Table 2 2015 Election – 33 Ridings more than 50 percent visible minorities provides the demographics of these ridings, along with the names of elected MPs and their share of the popular vote.
In many ways, this is a remarkable achievement, achieving close to parity in parliamentary representation of visible minorities. No other comparable country is as representative of its population.
Visible minority MPs, as all MPs, will be expected to play not only on the issues of interest to their constituents but also on broader policy issues and debates. And hopefully, the incoming government will provide greater latitude for all MPs for debates and discussion, rather than the excessive reliance on centralized talking points under the Conservative government.
They can be expected also to play on foreign policy and diaspora issues of interest to their community, much as other ethnic communities such as Ukrainian Canadians and Canadian Jews continue to do.
Secondly, with 39 visible minority MPs in the incoming Liberal government, we will need to see how many are appointed to cabinet and to which positions, and how this is balanced against other cabinet representation issues like regional representation (PM Trudeau has already committed to gender parity). The Conservative government relegated visible minorities to junior positions (multiculturalism, sport, seniors) and it remains to be seen whether Liberal Prime Minister Trudeau will appoint a visible minority member to a more senior position.
Thirdly, the Conservative party needs to reflect on the effectiveness of the extensive outreach of Minister Kenney and others to new Canadian communities. Being 20 percent behind the Liberals in many of these ridings means that ‘being there’ is not enough. While some of this shift reflects the general trend in urban Canada, it also likely reflects changes to citizenship and immigration policy which impact on these communities (e.g., more difficult family reunification and citizenship).

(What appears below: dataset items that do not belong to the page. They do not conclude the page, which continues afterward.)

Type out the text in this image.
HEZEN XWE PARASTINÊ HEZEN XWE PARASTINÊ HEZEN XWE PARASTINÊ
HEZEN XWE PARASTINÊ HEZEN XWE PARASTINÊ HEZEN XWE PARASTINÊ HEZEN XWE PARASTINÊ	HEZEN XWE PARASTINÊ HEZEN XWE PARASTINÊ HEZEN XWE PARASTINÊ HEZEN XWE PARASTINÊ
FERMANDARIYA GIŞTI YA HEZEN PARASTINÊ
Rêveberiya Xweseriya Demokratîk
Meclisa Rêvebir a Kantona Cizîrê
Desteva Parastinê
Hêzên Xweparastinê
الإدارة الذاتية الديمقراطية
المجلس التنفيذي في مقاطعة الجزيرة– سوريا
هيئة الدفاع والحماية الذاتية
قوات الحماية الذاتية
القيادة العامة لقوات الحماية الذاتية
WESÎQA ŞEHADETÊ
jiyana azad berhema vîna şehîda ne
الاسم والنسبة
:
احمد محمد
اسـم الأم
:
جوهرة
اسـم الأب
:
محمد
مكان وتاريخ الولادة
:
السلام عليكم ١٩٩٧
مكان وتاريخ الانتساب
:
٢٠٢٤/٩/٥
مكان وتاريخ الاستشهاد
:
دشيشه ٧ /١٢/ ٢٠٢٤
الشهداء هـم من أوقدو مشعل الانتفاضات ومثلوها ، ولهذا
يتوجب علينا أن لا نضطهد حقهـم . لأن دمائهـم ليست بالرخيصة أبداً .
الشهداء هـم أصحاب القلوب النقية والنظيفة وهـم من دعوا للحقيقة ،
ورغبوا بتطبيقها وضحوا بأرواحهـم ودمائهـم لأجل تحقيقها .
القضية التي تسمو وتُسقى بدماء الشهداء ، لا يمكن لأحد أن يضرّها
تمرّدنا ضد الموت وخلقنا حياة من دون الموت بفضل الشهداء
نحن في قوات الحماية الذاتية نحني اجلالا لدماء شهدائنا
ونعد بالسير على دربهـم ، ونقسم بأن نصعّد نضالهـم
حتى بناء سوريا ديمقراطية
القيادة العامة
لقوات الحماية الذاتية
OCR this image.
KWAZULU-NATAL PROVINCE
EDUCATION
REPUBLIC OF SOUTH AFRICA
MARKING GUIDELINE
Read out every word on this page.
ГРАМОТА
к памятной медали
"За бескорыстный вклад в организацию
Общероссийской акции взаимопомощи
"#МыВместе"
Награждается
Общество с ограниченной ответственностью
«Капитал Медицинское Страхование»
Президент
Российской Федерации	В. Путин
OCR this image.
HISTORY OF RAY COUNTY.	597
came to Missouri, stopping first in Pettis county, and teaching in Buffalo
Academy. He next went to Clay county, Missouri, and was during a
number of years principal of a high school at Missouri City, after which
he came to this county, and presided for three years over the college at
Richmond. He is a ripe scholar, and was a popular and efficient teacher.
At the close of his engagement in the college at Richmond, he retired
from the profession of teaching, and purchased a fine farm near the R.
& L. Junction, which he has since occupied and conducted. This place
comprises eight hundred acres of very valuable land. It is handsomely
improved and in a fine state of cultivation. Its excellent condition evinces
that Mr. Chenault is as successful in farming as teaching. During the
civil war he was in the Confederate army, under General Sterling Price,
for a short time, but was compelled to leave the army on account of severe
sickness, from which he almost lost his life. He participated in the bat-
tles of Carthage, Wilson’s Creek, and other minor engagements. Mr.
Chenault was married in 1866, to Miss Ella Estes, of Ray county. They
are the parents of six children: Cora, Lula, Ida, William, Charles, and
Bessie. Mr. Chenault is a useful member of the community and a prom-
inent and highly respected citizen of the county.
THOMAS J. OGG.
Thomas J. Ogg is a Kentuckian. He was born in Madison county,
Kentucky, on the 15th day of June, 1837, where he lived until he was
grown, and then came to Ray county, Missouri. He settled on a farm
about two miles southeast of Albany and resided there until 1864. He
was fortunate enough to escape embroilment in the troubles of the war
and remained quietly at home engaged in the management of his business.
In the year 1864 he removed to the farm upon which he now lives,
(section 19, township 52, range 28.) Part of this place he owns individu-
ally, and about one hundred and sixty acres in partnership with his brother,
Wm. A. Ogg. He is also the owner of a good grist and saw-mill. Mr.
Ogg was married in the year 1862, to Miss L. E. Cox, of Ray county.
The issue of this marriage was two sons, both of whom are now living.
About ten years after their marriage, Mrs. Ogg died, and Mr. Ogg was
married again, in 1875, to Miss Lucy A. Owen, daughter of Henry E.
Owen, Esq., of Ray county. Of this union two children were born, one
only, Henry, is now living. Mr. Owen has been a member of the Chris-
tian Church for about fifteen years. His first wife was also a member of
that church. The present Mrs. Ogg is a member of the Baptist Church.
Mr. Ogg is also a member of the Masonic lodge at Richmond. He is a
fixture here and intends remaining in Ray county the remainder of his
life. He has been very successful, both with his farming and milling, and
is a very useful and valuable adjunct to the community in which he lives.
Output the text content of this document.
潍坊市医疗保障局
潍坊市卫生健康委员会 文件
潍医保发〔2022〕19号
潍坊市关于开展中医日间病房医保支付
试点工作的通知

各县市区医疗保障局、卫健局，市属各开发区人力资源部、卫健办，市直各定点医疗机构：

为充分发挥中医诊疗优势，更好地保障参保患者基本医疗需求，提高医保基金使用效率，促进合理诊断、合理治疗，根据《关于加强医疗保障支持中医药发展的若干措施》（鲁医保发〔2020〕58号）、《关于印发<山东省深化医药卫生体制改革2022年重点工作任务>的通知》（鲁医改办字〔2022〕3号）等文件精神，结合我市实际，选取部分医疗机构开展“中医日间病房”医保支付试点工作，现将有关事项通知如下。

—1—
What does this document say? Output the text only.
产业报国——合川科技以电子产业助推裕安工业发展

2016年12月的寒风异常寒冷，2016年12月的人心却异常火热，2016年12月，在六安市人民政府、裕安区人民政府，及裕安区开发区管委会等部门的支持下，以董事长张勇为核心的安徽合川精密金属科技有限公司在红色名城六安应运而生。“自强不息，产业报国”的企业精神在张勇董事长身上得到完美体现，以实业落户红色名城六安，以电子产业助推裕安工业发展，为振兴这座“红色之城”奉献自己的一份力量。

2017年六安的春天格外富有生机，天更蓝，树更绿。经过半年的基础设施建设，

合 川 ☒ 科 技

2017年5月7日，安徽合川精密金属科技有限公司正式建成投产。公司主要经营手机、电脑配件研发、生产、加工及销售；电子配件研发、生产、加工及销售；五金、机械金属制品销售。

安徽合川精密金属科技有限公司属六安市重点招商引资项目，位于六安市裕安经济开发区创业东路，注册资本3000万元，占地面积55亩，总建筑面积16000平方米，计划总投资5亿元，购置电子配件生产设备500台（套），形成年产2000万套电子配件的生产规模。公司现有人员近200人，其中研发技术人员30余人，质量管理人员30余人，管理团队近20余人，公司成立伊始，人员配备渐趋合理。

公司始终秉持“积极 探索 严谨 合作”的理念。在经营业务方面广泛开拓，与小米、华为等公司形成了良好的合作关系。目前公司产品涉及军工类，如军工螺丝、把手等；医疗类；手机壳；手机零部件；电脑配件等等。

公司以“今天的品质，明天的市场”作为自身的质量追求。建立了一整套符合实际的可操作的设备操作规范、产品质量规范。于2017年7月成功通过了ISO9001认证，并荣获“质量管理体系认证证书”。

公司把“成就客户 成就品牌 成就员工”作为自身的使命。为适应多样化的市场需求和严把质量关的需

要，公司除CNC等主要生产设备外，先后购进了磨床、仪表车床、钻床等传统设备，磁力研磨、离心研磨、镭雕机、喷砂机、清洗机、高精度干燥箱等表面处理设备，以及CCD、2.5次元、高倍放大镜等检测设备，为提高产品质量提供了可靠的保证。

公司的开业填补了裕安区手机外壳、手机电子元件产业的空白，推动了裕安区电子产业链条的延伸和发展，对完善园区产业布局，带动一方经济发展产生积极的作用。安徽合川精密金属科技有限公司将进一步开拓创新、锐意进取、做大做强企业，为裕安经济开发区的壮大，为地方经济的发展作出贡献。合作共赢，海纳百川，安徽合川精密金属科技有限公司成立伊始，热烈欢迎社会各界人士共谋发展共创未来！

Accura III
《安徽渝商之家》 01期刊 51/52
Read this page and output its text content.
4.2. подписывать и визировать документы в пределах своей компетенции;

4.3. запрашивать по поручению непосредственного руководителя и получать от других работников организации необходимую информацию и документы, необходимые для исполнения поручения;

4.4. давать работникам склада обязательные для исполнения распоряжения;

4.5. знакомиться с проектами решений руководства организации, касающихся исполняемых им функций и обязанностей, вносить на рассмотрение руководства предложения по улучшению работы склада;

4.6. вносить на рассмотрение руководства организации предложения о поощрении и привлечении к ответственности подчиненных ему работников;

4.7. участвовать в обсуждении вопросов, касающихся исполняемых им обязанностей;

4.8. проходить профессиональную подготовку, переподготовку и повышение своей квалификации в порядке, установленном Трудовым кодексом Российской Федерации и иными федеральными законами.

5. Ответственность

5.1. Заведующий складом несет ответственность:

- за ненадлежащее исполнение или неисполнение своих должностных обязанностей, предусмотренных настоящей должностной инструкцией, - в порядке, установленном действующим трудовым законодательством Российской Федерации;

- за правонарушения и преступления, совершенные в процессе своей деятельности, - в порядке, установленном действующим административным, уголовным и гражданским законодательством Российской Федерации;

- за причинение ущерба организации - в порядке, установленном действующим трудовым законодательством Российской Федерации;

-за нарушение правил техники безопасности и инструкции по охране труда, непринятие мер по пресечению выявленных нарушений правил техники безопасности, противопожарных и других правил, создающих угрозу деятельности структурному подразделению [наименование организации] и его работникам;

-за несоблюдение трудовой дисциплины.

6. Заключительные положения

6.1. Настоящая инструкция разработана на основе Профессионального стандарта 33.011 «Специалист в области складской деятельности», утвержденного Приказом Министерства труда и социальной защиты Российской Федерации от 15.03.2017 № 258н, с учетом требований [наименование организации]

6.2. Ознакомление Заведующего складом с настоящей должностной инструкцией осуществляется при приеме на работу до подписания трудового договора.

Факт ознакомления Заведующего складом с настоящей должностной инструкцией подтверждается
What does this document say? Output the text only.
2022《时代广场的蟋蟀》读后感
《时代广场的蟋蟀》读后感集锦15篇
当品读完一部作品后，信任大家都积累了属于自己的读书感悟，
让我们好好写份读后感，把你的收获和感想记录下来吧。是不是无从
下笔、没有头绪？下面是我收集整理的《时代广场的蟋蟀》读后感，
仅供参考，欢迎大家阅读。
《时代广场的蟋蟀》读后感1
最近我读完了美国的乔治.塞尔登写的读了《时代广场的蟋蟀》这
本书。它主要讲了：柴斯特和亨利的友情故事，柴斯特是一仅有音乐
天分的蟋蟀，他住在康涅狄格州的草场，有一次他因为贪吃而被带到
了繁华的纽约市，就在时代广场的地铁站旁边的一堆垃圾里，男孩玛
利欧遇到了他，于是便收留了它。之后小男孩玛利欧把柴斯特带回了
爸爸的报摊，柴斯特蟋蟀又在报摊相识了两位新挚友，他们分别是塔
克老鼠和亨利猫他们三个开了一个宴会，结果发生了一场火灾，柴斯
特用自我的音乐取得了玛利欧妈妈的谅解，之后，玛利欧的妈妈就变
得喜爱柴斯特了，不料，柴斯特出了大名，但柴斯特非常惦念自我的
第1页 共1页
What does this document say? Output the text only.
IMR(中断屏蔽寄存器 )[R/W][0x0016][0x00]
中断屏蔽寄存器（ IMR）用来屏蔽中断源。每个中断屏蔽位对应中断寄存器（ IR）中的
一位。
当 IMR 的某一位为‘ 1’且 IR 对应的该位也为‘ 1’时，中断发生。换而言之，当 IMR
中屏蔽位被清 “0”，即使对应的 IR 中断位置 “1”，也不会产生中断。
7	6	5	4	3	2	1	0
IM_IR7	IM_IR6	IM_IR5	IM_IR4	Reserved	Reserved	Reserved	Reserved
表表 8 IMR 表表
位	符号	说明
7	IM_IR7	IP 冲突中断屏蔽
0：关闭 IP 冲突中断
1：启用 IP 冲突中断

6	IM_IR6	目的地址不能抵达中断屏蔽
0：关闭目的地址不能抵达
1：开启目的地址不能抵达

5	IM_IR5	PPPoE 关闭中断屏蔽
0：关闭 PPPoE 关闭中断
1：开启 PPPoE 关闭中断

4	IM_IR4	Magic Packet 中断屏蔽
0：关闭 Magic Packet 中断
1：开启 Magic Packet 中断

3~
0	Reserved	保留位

And overplaying the niqab and related issues in such an obvious wedge politics manner can hardly have helped.
One thing is clear. Visible minorities are an intrinsic part of electoral and political strategies. No party can afford to ignore them, given their size and political weight. And one of the election’s lessons is that the divisiveness of wedge politics is not a winning strategy among visible minority and other voters. Hopefully, that will be an enduring lesson, sparing Canadians of whatever origin, of such approaches in the future, and strengthening overall integration.